News - December 1995

PFLAG launches controversial ad campaign

WASHINGTON, D.C. -- Hardhitting, emotionally-compelling TV advocacy advertisements portraying the anti-gay hate speech of Jerry Falwell, Pat Robertson and Sen. Jesse Helms and images of the deadly consequences of their words, are the focus of a national education campaign on the effects of hate speech and hate crimes on lesbian and gay Americans.

Called "Project Open Mind," the national education campaign is being conducted by PFLAG: Parents, Families and Friends of Lesbians and Gays, an international organization serving more than 55,000 households, with affiliates in 380 U.S. cities and 11 other countries. The 30-second ads were first shown at a press conference in Washington, and attempted to begain airing it four other cities earlier this month.

That was until Pat Robertson heard about the ads, and Christian Broadcasting Network lawyers threatened any station which aired the spots.

In a letter to ABC, CBS, NBC and Fox affiliates, CBN lawyer Bruce Hausknecht wrote that the spots contain "defamatory material and cast Pat Robertson in a false light and imply that Pat advocates/promotes heinous crimes against gays or directly caused the suicide of one or more homosexual persons."

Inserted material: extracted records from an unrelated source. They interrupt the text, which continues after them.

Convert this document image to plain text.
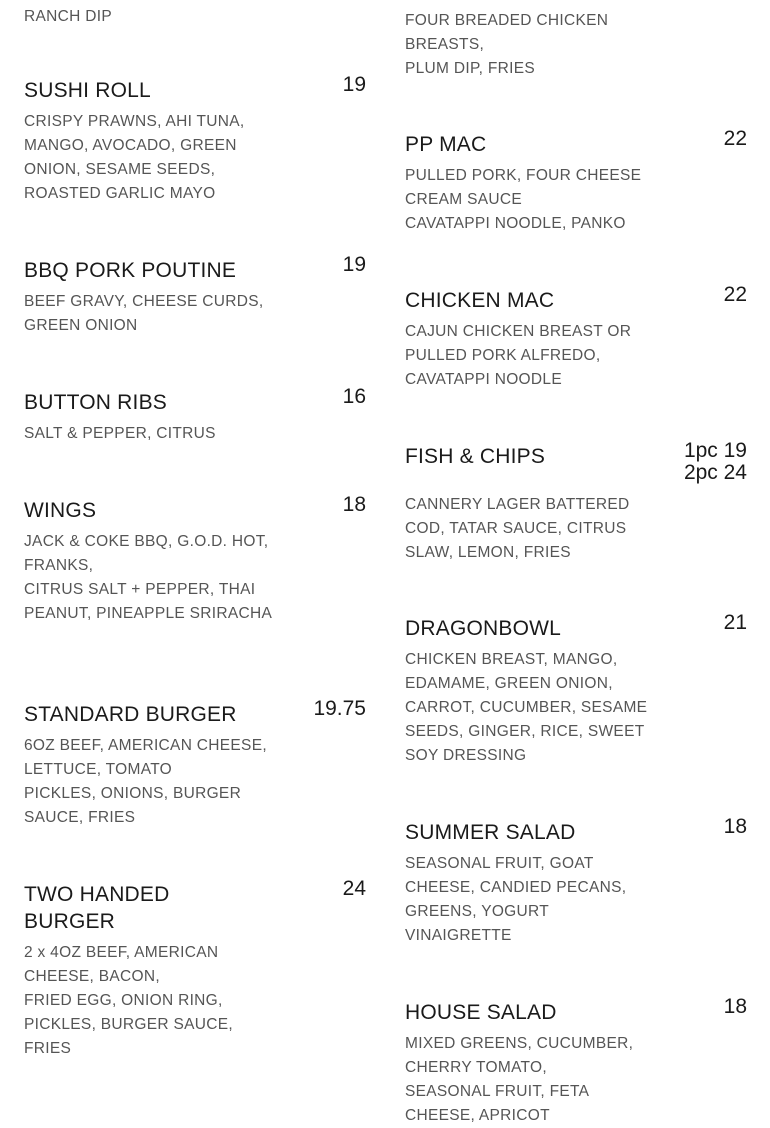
RANCH DIP
SUSHI ROLL	19
CRISPY PRAWNS, AHI TUNA, MANGO, AVOCADO, GREEN ONION, SESAME SEEDS, ROASTED GARLIC MAYO
BBQ PORK POUTINE	19
BEEF GRAVY, CHEESE CURDS, GREEN ONION
BUTTON RIBS	16
SALT & PEPPER, CITRUS
WINGS	18
JACK & COKE BBQ, G.O.D. HOT, FRANKS,
CITRUS SALT + PEPPER, THAI PEANUT, PINEAPPLE SRIRACHA
STANDARD BURGER	19.75
6OZ BEEF, AMERICAN CHEESE, LETTUCE, TOMATO
PICKLES, ONIONS, BURGER SAUCE, FRIES
TWO HANDED BURGER
24
2 x 4OZ BEEF, AMERICAN CHEESE, BACON,
FRIED EGG, ONION RING, PICKLES, BURGER SAUCE, FRIES
FOUR BREADED CHICKEN BREASTS,
PLUM DIP, FRIES
PP MAC	22
PULLED PORK, FOUR CHEESE CREAM SAUCE
CAVATAPPI NOODLE, PANKO
CHICKEN MAC	22
CAJUN CHICKEN BREAST OR PULLED PORK ALFREDO,
CAVATAPPI NOODLE
FISH & CHIPS	1pc 19
2pc 24
CANNERY LAGER BATTERED COD, TATAR SAUCE, CITRUS SLAW, LEMON, FRIES
DRAGONBOWL	21
CHICKEN BREAST, MANGO, EDAMAME, GREEN ONION, CARROT, CUCUMBER, SESAME SEEDS, GINGER, RICE, SWEET SOY DRESSING
SUMMER SALAD	18
SEASONAL FRUIT, GOAT CHEESE, CANDIED PECANS, GREENS, YOGURT VINAIGRETTE
HOUSE SALAD	18
MIXED GREENS, CUCUMBER, CHERRY TOMATO,
SEASONAL FRUIT, FETA CHEESE, APRICOT
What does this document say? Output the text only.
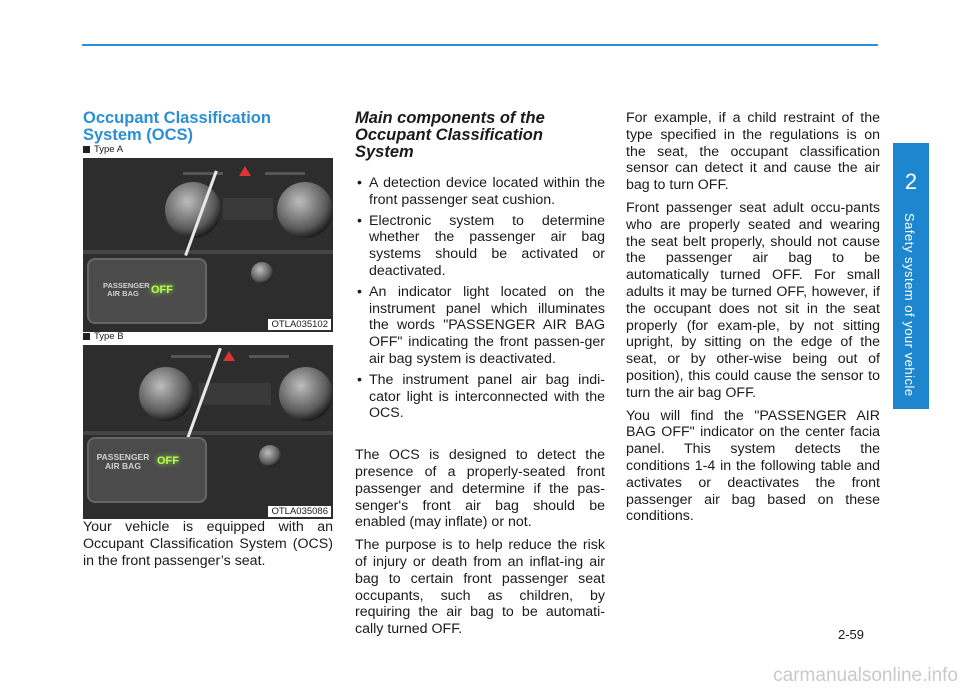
2
Safety system of your vehicle
Occupant Classification
System (OCS)
Type A
PASSENGER
AIR BAG	OFF
OTLA035102
Type B
PASSENGER
AIR BAG	OFF
OTLA035086

Your vehicle is equipped with an Occupant Classification System (OCS) in the front passenger’s seat.

Main components of the
Occupant Classification System
• A detection device located within the front passenger seat cushion.
• Electronic system to determine whether the passenger air bag systems should be activated or deactivated.
• An indicator light located on the instrument panel which illuminates the words "PASSENGER AIR BAG OFF" indicating the front passen-ger air bag system is deactivated.
• The instrument panel air bag indi-cator light is interconnected with the OCS.

The OCS is designed to detect the presence of a properly-seated front passenger and determine if the pas-senger's front air bag should be enabled (may inflate) or not.

The purpose is to help reduce the risk of injury or death from an inflat-ing air bag to certain front passenger seat occupants, such as children, by requiring the air bag to be automati-cally turned OFF.

For example, if a child restraint of the type specified in the regulations is on the seat, the occupant classification sensor can detect it and cause the air bag to turn OFF.

Front passenger seat adult occu-pants who are properly seated and wearing the seat belt properly, should not cause the passenger air bag to be automatically turned OFF. For small adults it may be turned OFF, however, if the occupant does not sit in the seat properly (for exam-ple, by not sitting upright, by sitting on the edge of the seat, or by other-wise being out of position), this could cause the sensor to turn the air bag OFF.

You will find the "PASSENGER AIR BAG OFF" indicator on the center facia panel. This system detects the conditions 1-4 in the following table and activates or deactivates the front passenger air bag based on these conditions.

2-59
carmanualsonline.info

"We are condemning hate speech," said PFLAG President Mitzi Henderson. "Project Open Mind was created to challenge all hate speech that is currently being spoken by those who consider themselves moral leaders in our society, and to show the potential tragic consequences of such anti-gay rhetoric.

"America needs to hold its leaders accountable to a higher standard of tolerance and acceptance of their fellow human beings. The ads are a wake-up call to tolerant, fairminded Americans that this kind of hate speech in their communities is harmful to their lesbian and gay family members and neighbors.

"The religious and political leaders featured in the television advertisements are unfortunately only representatives of those who bring insidious anti-gay rhetoric into our culture every day for political gain. There is no justifiable context for the demonizing and marginalization of gays and lesbians, or any group of American citizens."

PFLAG spokesman Rob Banaszak said Robertson, Falwell and Helms "are by no means the target of our campaign, which is a wake-up call to middle America to hold accountable our political and religious leaders to the kinds of speech they deliver."

The advocacy spots are designed to raise public awareness on the harm caused by anti-gay rhetoric and bigotry by juxtaposing the words of nationally prominent anti-gay leaders with images of hate crimes against gays, and gay and lesbian suicide.

The first ad spot, "Bashing," show video clips of Robertson equating homosexuality with an "abomination," a "pathology," "Satanists" and even "Adolf Hitler." While he is speaking, the viewer witnesses a group of skinheads beating up a young gay man. At the end of the spot, Nancy Rodriguez of Atlanta, tells viewers, 'My son Paul was brutally murdered. The FBI said it was a gay bashing.'

The second ad, "Innocent," shows video clips from Falwell saying that 'God hates homosexuality' and that it is a 'moral perversion,' as well as quotes from Robertson and Helms. While these three are speaking, the viewer sees a teenage girl in tears entering her parents' bedroom, getting a gun and considering suicide. At the end, an announcer notes that 'It is estimated that 30 percent of teenage suicide victims are gay or lesbian.'

In addition to the television ad campaign, Project Open Mind includes a program of local community outreach to educate the public about the harsh realities of anti-gay rhetoric and attacks.

"The damage caused by these attacks affects every community - large and small," said Gillis, "that's why our local outreach program is so important. The television ads may get peoples' attention, but our personal message will be able to connect with them in a way a television ad can't. "

"This campaign is about family values," said Henderson. "The number one family value is to love and protect your children. If our community and our society is to embrace family values, then we must love and protect all of our children. To do so, we must speak out forcefully against anti-gay bigotry wherever it occurs - and reaffirm to gays and lesbians that they are entitled to the same respect, dignity and civil rights as all Americans."

"Dr. Martin Luther King said, 'We will have to repent in this generation not merely for the hateful words and actions of the bad people but for the appalling silence of the good people,'" said Sandra Gillis, executive director of PFLAG. "The purpose of this ad campaign is to shock the good people of America out of their silence, so that they join with us in condemning anti-gay bigotry."